Varholak also wrote in his recommendation that the plaintiffs did not have standing to challenge the Royce Total Return Fund, an actively managed fund, because none of the plaintiffs had actually invested in it and therefore were not harmed by it.

The plaintiffs objected to the recommendation in February. They argued that they were damaged by the TDF suite which they did invest in and that the TDF series was evidence of a flawed process. That flawed process also led to the selection of the Royce Fund, and therefore they could challenge it on that basis, they argued. They reiterated that the fees were too high for these funds and that the plan fiduciaries have a duty to continuously monitor the plan.

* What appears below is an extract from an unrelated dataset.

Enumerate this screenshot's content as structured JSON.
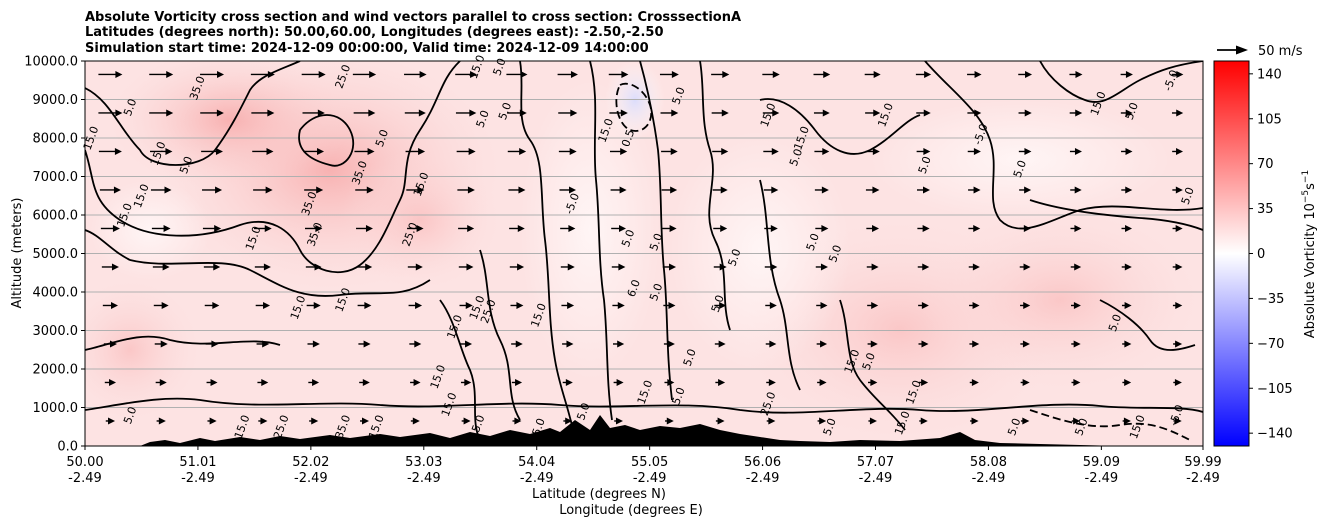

On Monday, U.S. District Judge Christine Arguello, presiding in the District of Colorado, accepted Varholak’s recommendation and dismissed the complaint. She accepted that the plaintiffs had no standing to challenge the Royce Fund because they could not prove that it was selected along with the Fidelity TDFs as part of the same decisionmaking process and because none of the plaintiffs had, in fact, invested in it. The plaintiffs must show a common practice that injured both them and other investors who did invest in the Royce Fund, the judge ruled.

Arguello also concurred with Varholak by saying the fee comparisons were not apples-to-apples and that fiduciaries can offer a range of prudent options. They are not required to scour the market for the lowest fees on the lowest-risk and highest-return funds, she wrote.

The Miller Shah firm did not return a request for comment.